Critics placed the book within debates about realism, psychological depth, and moral inquiry that involved writers and reviewers associated with Sovremennik, Severnye Tsvety, and the circle around Dostoevsky and Tolstoy. Contemporary reaction ranged from denunciation in conservative journals aligned with The Russian Imperial Academy to engagement in progressive periodicals linked to émigré networks in Paris and Geneva, where figures like Alexander Herzen and later commentators in Western Europe discussed Russian radical literature. The novel influenced later treatments of revolutionary violence in works by authors engaging with themes similar to those in novels by Leo Tolstoy, Anton Chekhov, and Ivan Bunin, and it became a focal point in academic inquiries at institutions such as Moscow State University and Saint Petersburg State University. Reception history includes controversy in police archives like those of the Okhrana and critical reassessments in the 20th century amid scholarship at centers such as Harvard University and Columbia University.

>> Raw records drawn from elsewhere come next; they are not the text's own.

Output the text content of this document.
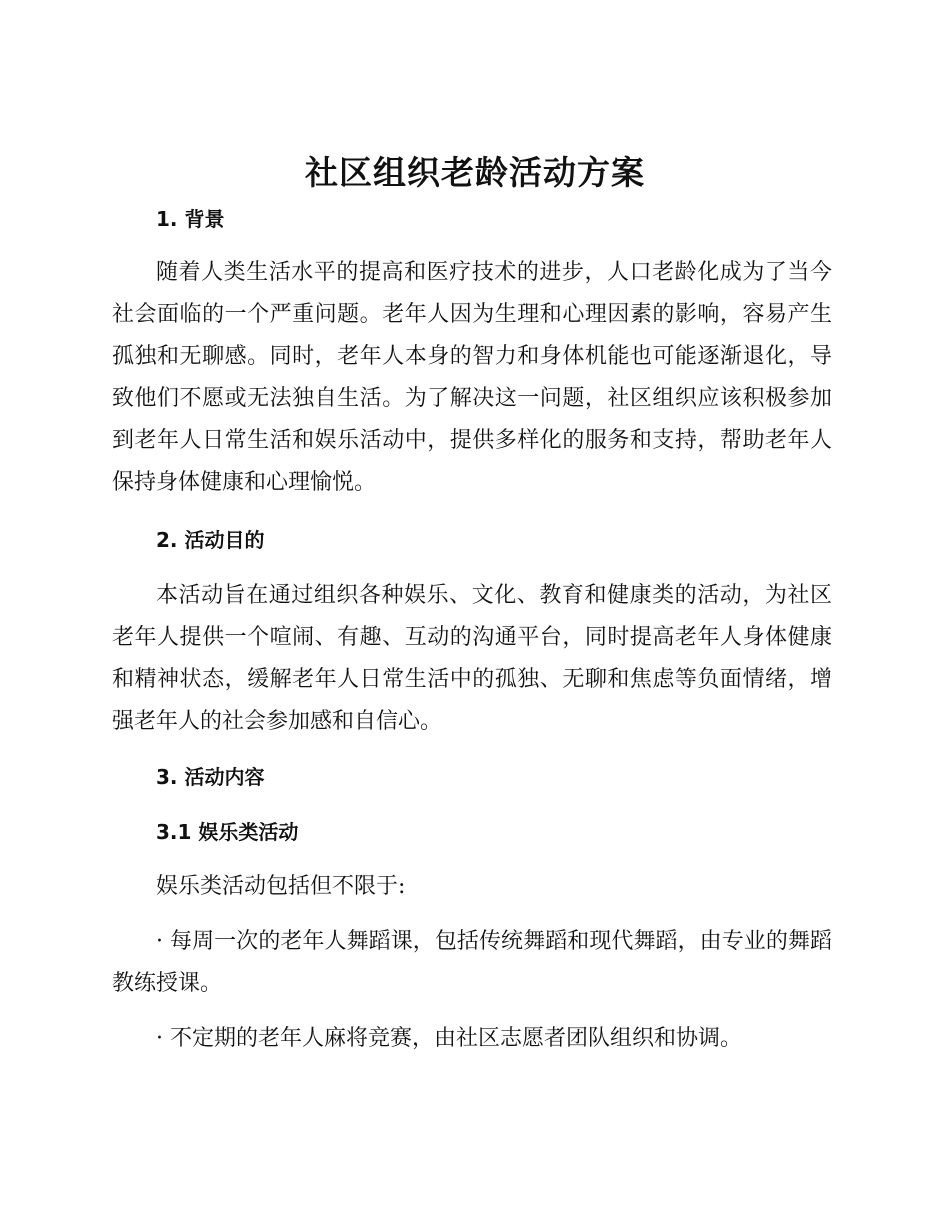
社区组织老龄活动方案
1. 背景

随着人类生活水平的提高和医疗技术的进步，人口老龄化成为了当今社会面临的一个严重问题。老年人因为生理和心理因素的影响，容易产生孤独和无聊感。同时，老年人本身的智力和身体机能也可能逐渐退化，导致他们不愿或无法独自生活。为了解决这一问题，社区组织应该积极参加到老年人日常生活和娱乐活动中，提供多样化的服务和支持，帮助老年人保持身体健康和心理愉悦。

2. 活动目的

本活动旨在通过组织各种娱乐、文化、教育和健康类的活动，为社区老年人提供一个喧闹、有趣、互动的沟通平台，同时提高老年人身体健康和精神状态，缓解老年人日常生活中的孤独、无聊和焦虑等负面情绪，增强老年人的社会参加感和自信心。

3. 活动内容
3.1 娱乐类活动

娱乐类活动包括但不限于:

· 每周一次的老年人舞蹈课，包括传统舞蹈和现代舞蹈，由专业的舞蹈教练授课。

· 不定期的老年人麻将竞赛，由社区志愿者团队组织和协调。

Adaptations and cultural impact

Stage and screen adaptations have been mounted in theatrical traditions connected to the Maly Theatre and the Moscow Art Theatre, with productions invoking directors in the tradition of Konstantin Stanislavski and staging practices influenced by Vsevolod Meyerhold. Film and television versions emerged within the film industries of Soviet Union and post-Soviet Russia, screened at festivals like the Venice Film Festival and discussed in journals such as Iskusstvo Kino. The work informed political commentary, academic curricula at institutions like King's College London and University of Oxford, and creative works by playwrights and novelists across Europe linked to movements in Naturalism and Symbolism; it has been referenced in biographies of public figures and in historiography addressing the origins of radical politics in 19th-century Russia.